WASHINGTON, Nov. 12, 2015– The National Grain and Feed Association (NGFA) and North American Export Grain Association (NAEGA) urged the Obama administration to address the marketability of biotech-enhanced crops in international and domestic commerce as it develops a long-term strategy for modernizing the U.S. regulatory system governing biotech-enhanced products.
In a joint statement submitted to the Federal Register today and presented at an Oct. 30 public meeting, the NGFA and NAEGA said that to create a “truly workable biotech regulatory framework for the future,” the U.S. government “needs to address the challenge of achieving regulatory coherence and compatibility in the global market…as part of a broad trade-facilitation initiative.” The NGFA and NAEGA said that “regrettably,” it does not appear the U.S. government plans to address these issues as part of its review of the U.S. biotech regulatory framework, which they said would be a “missed opportunity.”
The NGFA and NAEGA said a trade-facilitation discussion with foreign governments should focus on: 1) increasing predictability and reducing current disruptions in trade that can occur when a biotech trait is approved under a science-based regulatory system in the country of export, but not yet by one or more importing countries, including establishment of a low-level presence policy given the impossibility of achieving a zero tolerance; 2) establishing appropriate regulatory oversight of biotech traits that have functionally different output characteristics that make their presence in the food or feed system inappropriate above a specific threshold level; and 3) addressing current and future innovation, including how new non-transgenic breeding techniques will be addressed by U.S. and international government entities.
The public meeting was the official launch of the Obama administration’s effort to update the so-called coordinated framework for regulation biotechnology that involves the White House Office of Science and Technology, Food and Drug Administration, U.S. Department of Agriculture and Environmental Protection Agency.

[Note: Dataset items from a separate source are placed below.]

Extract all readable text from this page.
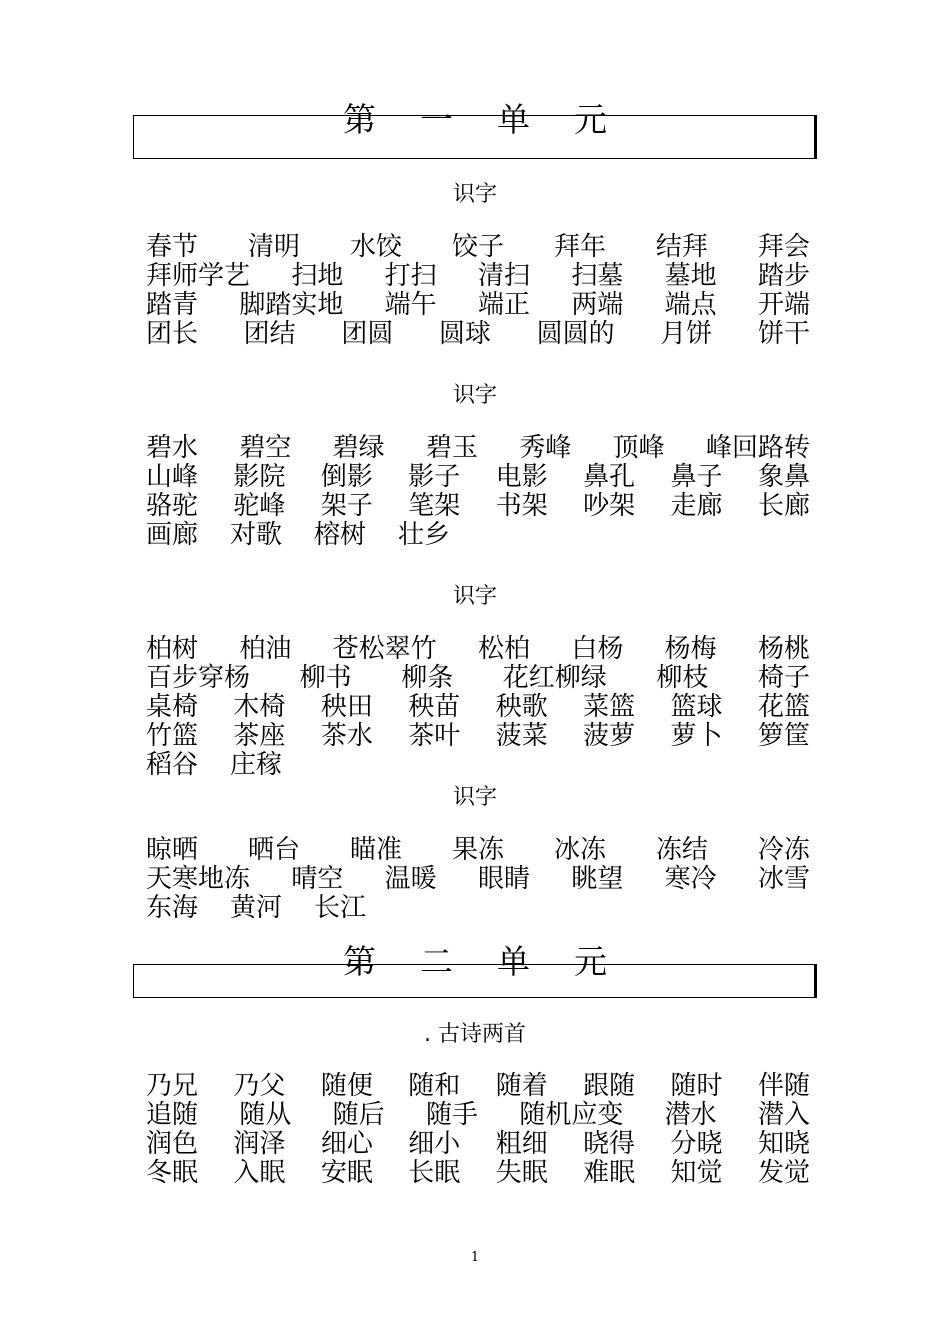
第 一 单 元
识字
春节 清明 水饺 饺子 拜年 结拜 拜会
拜师学艺 扫地 打扫 清扫 扫墓 墓地 踏步
踏青 脚踏实地 端午 端正 两端 端点 开端
团长 团结 团圆 圆球 圆圆的 月饼 饼干
识字
碧水 碧空 碧绿 碧玉 秀峰 顶峰 峰回路转
山峰 影院 倒影 影子 电影 鼻孔 鼻子 象鼻
骆驼 驼峰 架子 笔架 书架 吵架 走廊 长廊
画廊 对歌 榕树 壮乡
识字
柏树 柏油 苍松翠竹 松柏 白杨 杨梅 杨桃
百步穿杨 柳书 柳条 花红柳绿 柳枝 椅子
桌椅 木椅 秧田 秧苗 秧歌 菜篮 篮球 花篮
竹篮 茶座 茶水 茶叶 菠菜 菠萝 萝卜 箩筐
稻谷 庄稼
识字
晾晒 晒台 瞄准 果冻 冰冻 冻结 冷冻
天寒地冻 晴空 温暖 眼睛 眺望 寒冷 冰雪
东海 黄河 长江
第 二 单 元
. 古诗两首
乃兄 乃父 随便 随和 随着 跟随 随时 伴随
追随 随从 随后 随手 随机应变 潜水 潜入
润色 润泽 细心 细小 粗细 晓得 分晓 知晓
冬眠 入眠 安眠 长眠 失眠 难眠 知觉 发觉
1
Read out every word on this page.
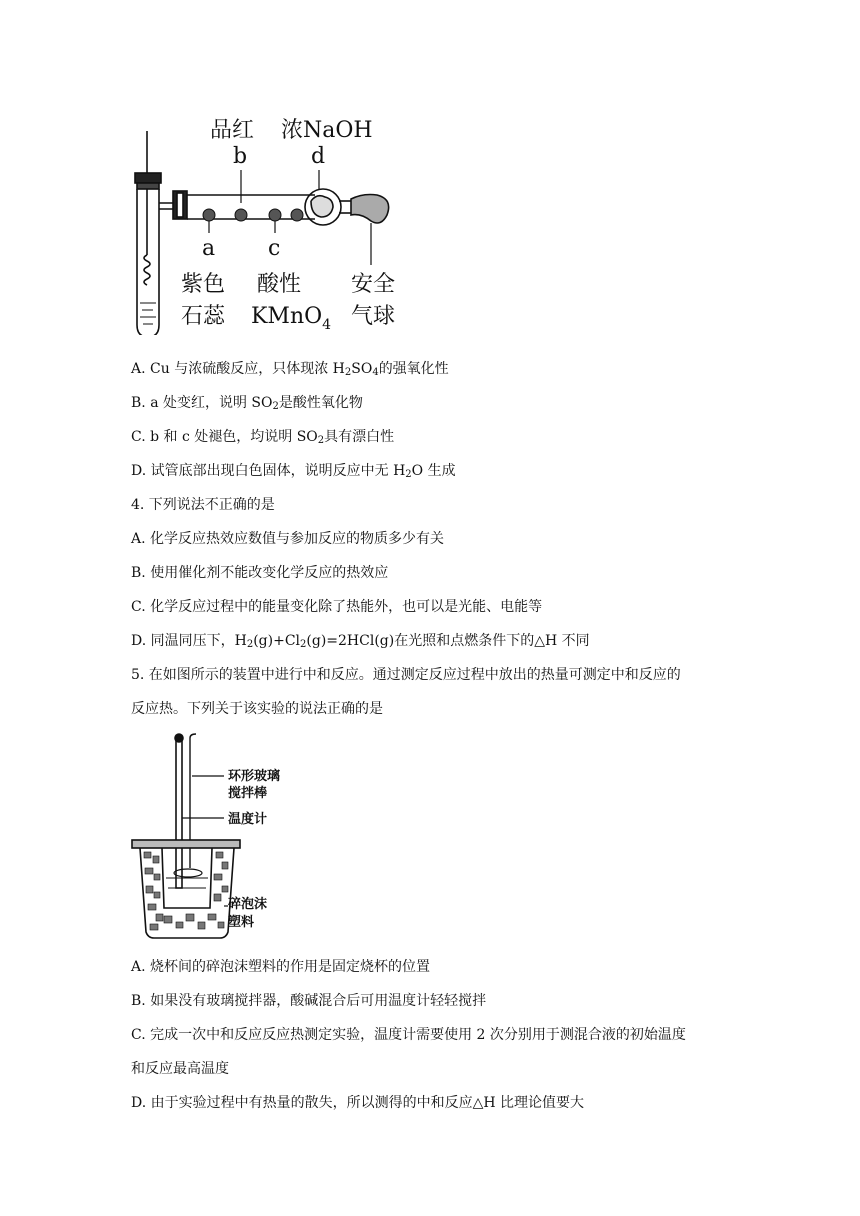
品红 浓NaOH
b	d
a c
紫色
石蕊
酸性
KMnO$_4$
安全
气球
A. Cu 与浓硫酸反应，只体现浓 $H_2SO_4$的强氧化性
B. a 处变红，说明 $SO_2$是酸性氧化物
C. b 和 c 处褪色，均说明 $SO_2$具有漂白性
D. 试管底部出现白色固体，说明反应中无 $H_2O$ 生成
4. 下列说法不正确的是
A. 化学反应热效应数值与参加反应的物质多少有关
B. 使用催化剂不能改变化学反应的热效应
C. 化学反应过程中的能量变化除了热能外，也可以是光能、电能等
D. 同温同压下，$H_2(g)+Cl_2(g)=2HCl(g)$在光照和点燃条件下的△H 不同
5. 在如图所示的装置中进行中和反应。通过测定反应过程中放出的热量可测定中和反应的
反应热。下列关于该实验的说法正确的是
环形玻璃
搅拌棒
温度计
碎泡沫
塑料
A. 烧杯间的碎泡沫塑料的作用是固定烧杯的位置
B. 如果没有玻璃搅拌器，酸碱混合后可用温度计轻轻搅拌
C. 完成一次中和反应反应热测定实验，温度计需要使用 2 次分别用于测混合液的初始温度
和反应最高温度
D. 由于实验过程中有热量的散失，所以测得的中和反应△H 比理论值要大
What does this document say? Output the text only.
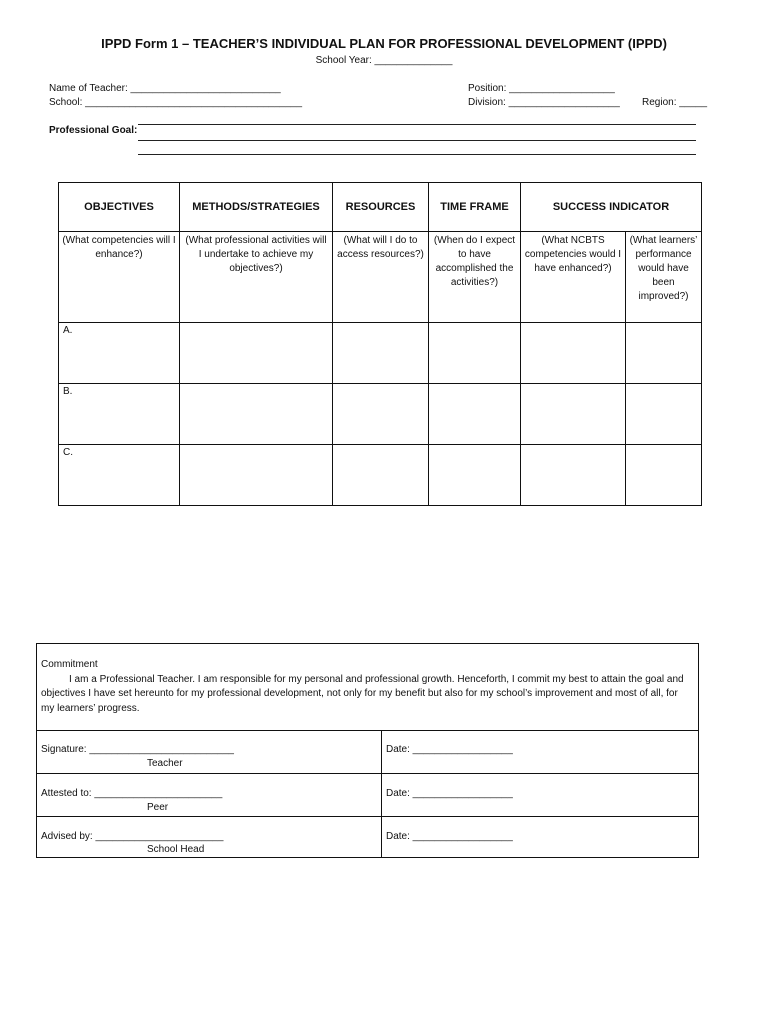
IPPD Form 1 – TEACHER’S INDIVIDUAL PLAN FOR PROFESSIONAL DEVELOPMENT (IPPD)
School Year: ______________
Name of Teacher: ___________________________
School: _______________________________________
Position: ___________________
Division: ____________________ Region: _____
Professional Goal:
OBJECTIVES	METHODS/STRATEGIES	RESOURCES	TIME FRAME	SUCCESS INDICATOR	
(What competencies will I enhance?)	(What professional activities will I undertake to achieve my objectives?)	(What will I do to access resources?)	(When do I expect to have accomplished the activities?)	(What NCBTS competencies would I have enhanced?)	(What learners’ performance would have been improved?)
A.					
B.					
C.					
Commitment
I am a Professional Teacher. I am responsible for my personal and professional growth. Henceforth, I commit my best to attain the goal and objectives I have set hereunto for my professional development, not only for my benefit but also for my school’s improvement and most of all, for my learners’ progress.
Signature: __________________________
Teacher
Date: __________________
Attested to: _______________________
Peer
Date: __________________
Advised by: _______________________
School Head
Date: __________________
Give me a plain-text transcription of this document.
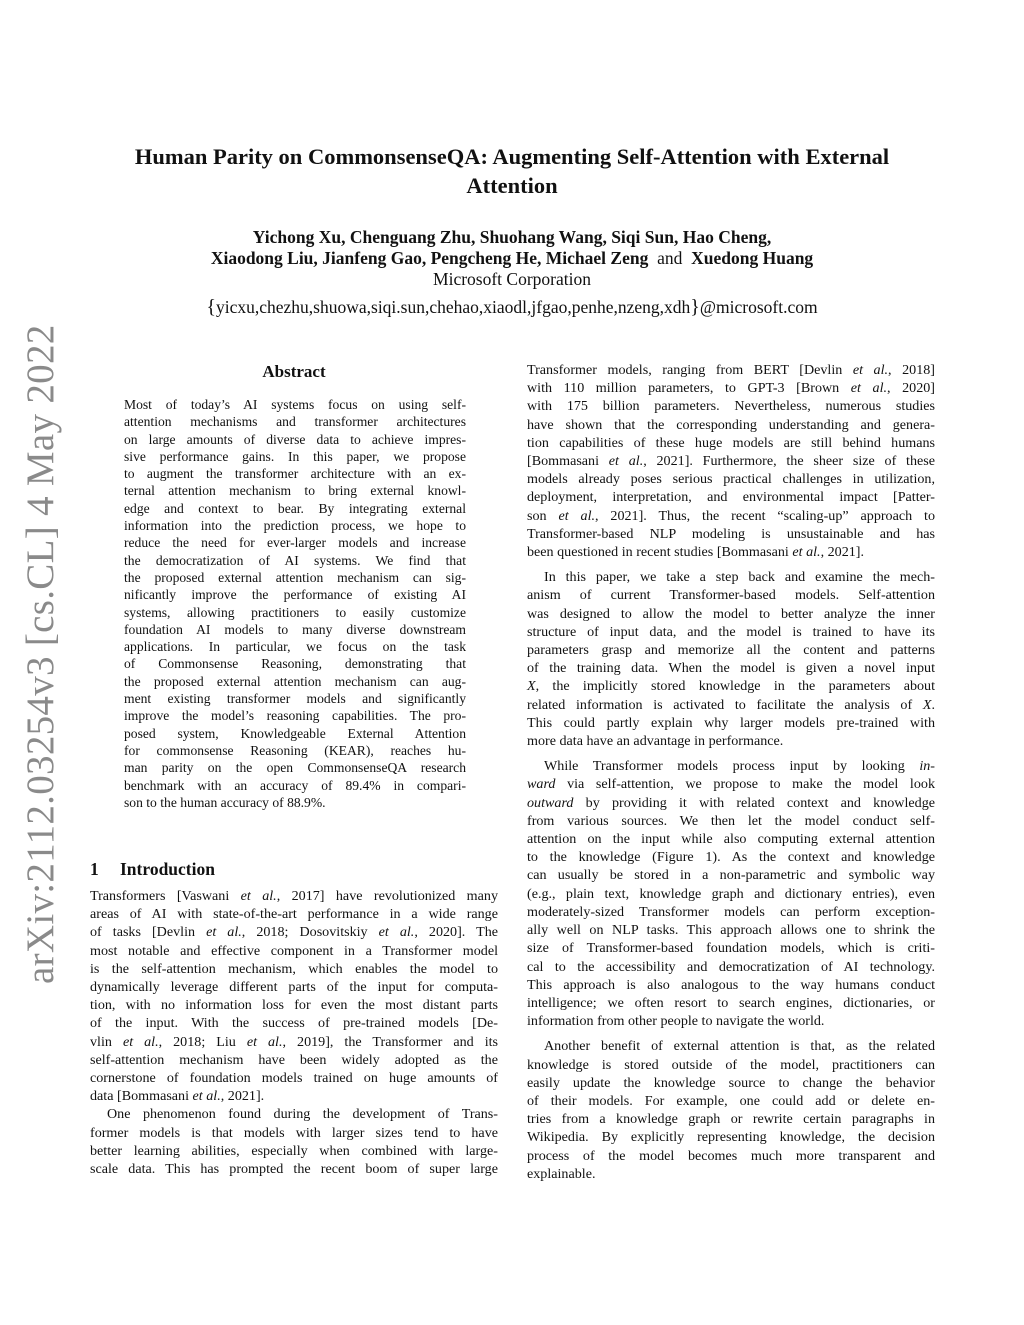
arXiv:2112.03254v3 [cs.CL] 4 May 2022
Human Parity on CommonsenseQA: Augmenting Self-Attention with External
Attention
Yichong Xu, Chenguang Zhu, Shuohang Wang, Siqi Sun, Hao Cheng,
Xiaodong Liu, Jianfeng Gao, Pengcheng He, Michael Zeng and Xuedong Huang
Microsoft Corporation
{yicxu,chezhu,shuowa,siqi.sun,chehao,xiaodl,jfgao,penhe,nzeng,xdh}@microsoft.com
Abstract
Most of today’s AI systems focus on using self-
attention mechanisms and transformer architectures
on large amounts of diverse data to achieve impres-
sive performance gains. In this paper, we propose
to augment the transformer architecture with an ex-
ternal attention mechanism to bring external knowl-
edge and context to bear. By integrating external
information into the prediction process, we hope to
reduce the need for ever-larger models and increase
the democratization of AI systems. We find that
the proposed external attention mechanism can sig-
nificantly improve the performance of existing AI
systems, allowing practitioners to easily customize
foundation AI models to many diverse downstream
applications. In particular, we focus on the task
of Commonsense Reasoning, demonstrating that
the proposed external attention mechanism can aug-
ment existing transformer models and significantly
improve the model’s reasoning capabilities. The pro-
posed system, Knowledgeable External Attention
for commonsense Reasoning (KEAR), reaches hu-
man parity on the open CommonsenseQA research
benchmark with an accuracy of 89.4% in compari-
son to the human accuracy of 88.9%.
1 Introduction
Transformers [Vaswani et al., 2017] have revolutionized many
areas of AI with state-of-the-art performance in a wide range
of tasks [Devlin et al., 2018; Dosovitskiy et al., 2020]. The
most notable and effective component in a Transformer model
is the self-attention mechanism, which enables the model to
dynamically leverage different parts of the input for computa-
tion, with no information loss for even the most distant parts
of the input. With the success of pre-trained models [De-
vlin et al., 2018; Liu et al., 2019], the Transformer and its
self-attention mechanism have been widely adopted as the
cornerstone of foundation models trained on huge amounts of
data [Bommasani et al., 2021].
One phenomenon found during the development of Trans-
former models is that models with larger sizes tend to have
better learning abilities, especially when combined with large-
scale data. This has prompted the recent boom of super large
Transformer models, ranging from BERT [Devlin et al., 2018]
with 110 million parameters, to GPT-3 [Brown et al., 2020]
with 175 billion parameters. Nevertheless, numerous studies
have shown that the corresponding understanding and genera-
tion capabilities of these huge models are still behind humans
[Bommasani et al., 2021]. Furthermore, the sheer size of these
models already poses serious practical challenges in utilization,
deployment, interpretation, and environmental impact [Patter-
son et al., 2021]. Thus, the recent “scaling-up” approach to
Transformer-based NLP modeling is unsustainable and has
been questioned in recent studies [Bommasani et al., 2021].
In this paper, we take a step back and examine the mech-
anism of current Transformer-based models. Self-attention
was designed to allow the model to better analyze the inner
structure of input data, and the model is trained to have its
parameters grasp and memorize all the content and patterns
of the training data. When the model is given a novel input
X, the implicitly stored knowledge in the parameters about
related information is activated to facilitate the analysis of X.
This could partly explain why larger models pre-trained with
more data have an advantage in performance.
While Transformer models process input by looking in-
ward via self-attention, we propose to make the model look
outward by providing it with related context and knowledge
from various sources. We then let the model conduct self-
attention on the input while also computing external attention
to the knowledge (Figure 1). As the context and knowledge
can usually be stored in a non-parametric and symbolic way
(e.g., plain text, knowledge graph and dictionary entries), even
moderately-sized Transformer models can perform exception-
ally well on NLP tasks. This approach allows one to shrink the
size of Transformer-based foundation models, which is criti-
cal to the accessibility and democratization of AI technology.
This approach is also analogous to the way humans conduct
intelligence; we often resort to search engines, dictionaries, or
information from other people to navigate the world.
Another benefit of external attention is that, as the related
knowledge is stored outside of the model, practitioners can
easily update the knowledge source to change the behavior
of their models. For example, one could add or delete en-
tries from a knowledge graph or rewrite certain paragraphs in
Wikipedia. By explicitly representing knowledge, the decision
process of the model becomes much more transparent and
explainable.
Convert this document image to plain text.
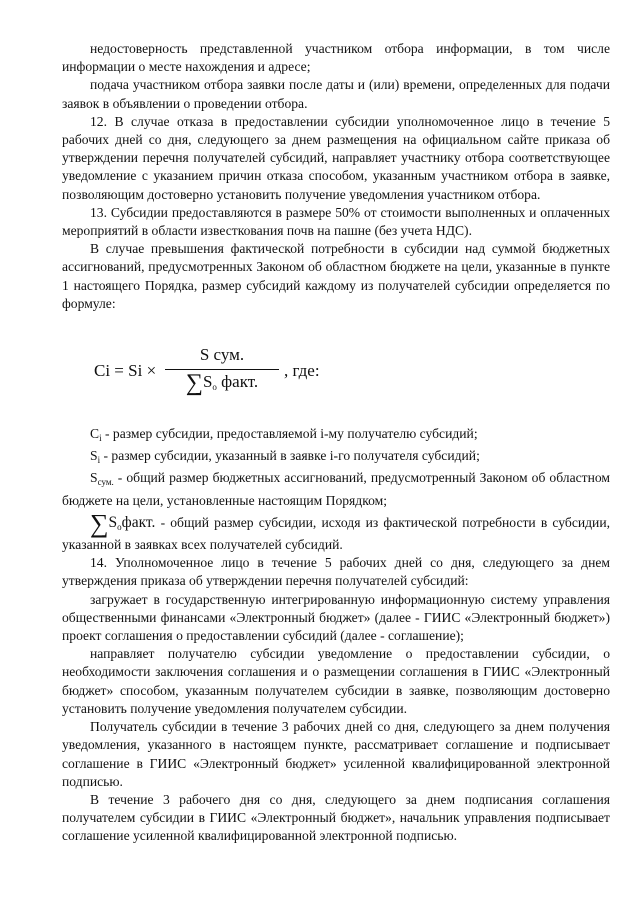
недостоверность представленной участником отбора информации, в том числе информации о месте нахождения и адресе;

подача участником отбора заявки после даты и (или) времени, определенных для подачи заявок в объявлении о проведении отбора.

12. В случае отказа в предоставлении субсидии уполномоченное лицо в течение 5 рабочих дней со дня, следующего за днем размещения на официальном сайте приказа об утверждении перечня получателей субсидий, направляет участнику отбора соответствующее уведомление с указанием причин отказа способом, указанным участником отбора в заявке, позволяющим достоверно установить получение уведомления участником отбора.

13. Субсидии предоставляются в размере 50% от стоимости выполненных и оплаченных мероприятий в области известкования почв на пашне (без учета НДС).

В случае превышения фактической потребности в субсидии над суммой бюджетных ассигнований, предусмотренных Законом об областном бюджете на цели, указанные в пункте 1 настоящего Порядка, размер субсидий каждому из получателей субсидии определяется по формуле:

Ci = Si ×
S сум.
$\sum S_о$ факт.
, где:

$C_i$ - размер субсидии, предоставляемой i-му получателю субсидий;

$S_i$ - размер субсидии, указанный в заявке i-го получателя субсидий;

$S_{сум.}$ - общий размер бюджетных ассигнований, предусмотренный Законом об областном бюджете на цели, установленные настоящим Порядком;

$\sum S_офакт$. - общий размер субсидии, исходя из фактической потребности в субсидии, указанной в заявках всех получателей субсидий.

14. Уполномоченное лицо в течение 5 рабочих дней со дня, следующего за днем утверждения приказа об утверждении перечня получателей субсидий:

загружает в государственную интегрированную информационную систему управления общественными финансами «Электронный бюджет» (далее - ГИИС «Электронный бюджет») проект соглашения о предоставлении субсидий (далее - соглашение);

направляет получателю субсидии уведомление о предоставлении субсидии, о необходимости заключения соглашения и о размещении соглашения в ГИИС «Электронный бюджет» способом, указанным получателем субсидии в заявке, позволяющим достоверно установить получение уведомления получателем субсидии.

Получатель субсидии в течение 3 рабочих дней со дня, следующего за днем получения уведомления, указанного в настоящем пункте, рассматривает соглашение и подписывает соглашение в ГИИС «Электронный бюджет» усиленной квалифицированной электронной подписью.

В течение 3 рабочего дня со дня, следующего за днем подписания соглашения получателем субсидии в ГИИС «Электронный бюджет», начальник управления подписывает соглашение усиленной квалифицированной электронной подписью.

“A broad and effective trade-facilitation effort has been made even more essential by the increasing lack of coherence in various nations’ regulatory systems regarding safety reviews and approval of new biotech-enhanced events – combined with the increasing practice of biotechnology trait owners to release into commerce new events before obtaining import approvals…, as well as unknown conditions for retirement of these technologies,” the NGFA and NAEGA testified. “There is no shortage of documented cases in which access of U.S. crops to markets has been disrupted or stopped entirely, resulting in significant downward pressure on prices paid to farmers and reducing the economic value of U.S. agricultural production. Are we prepared to have the United States relegated to being the world’s residual provider of agricultural products like corn and soybeans, where we have a distinct comparative advantage? That certainly is not what the President’s Export Council envisions with its goal of doubling exports when the majority of our trade surplus value consists of agricultural commodities.”
As part of the U.S. government’s review of its biotech regulatory system, the NGFA and NAEGA asked how the new biotechnology platform included in the Trans Pacific Partnership (TPP) Agreement could be leveraged to bring about increased international coherence and compatibility when it comes to science-based systems for reviewing and approving biotech traits; and how a restructuring at the U.S. Department of Agriculture to create a new undersecretary position focused on trade-related issues should be integrated into a comprehensive approach to facilitate U.S. government communication and trade-facilitation efforts with foreign governments.
“We believe this review needs to be much more than a ‘check-the-box’ activity,” NGFA and NAEGA said. “Rather, it needs to encompass a robust review to address the marketability issues and trade facilitation policies that are essential to food security and the future economic growth of all sectors of U.S. agriculture.”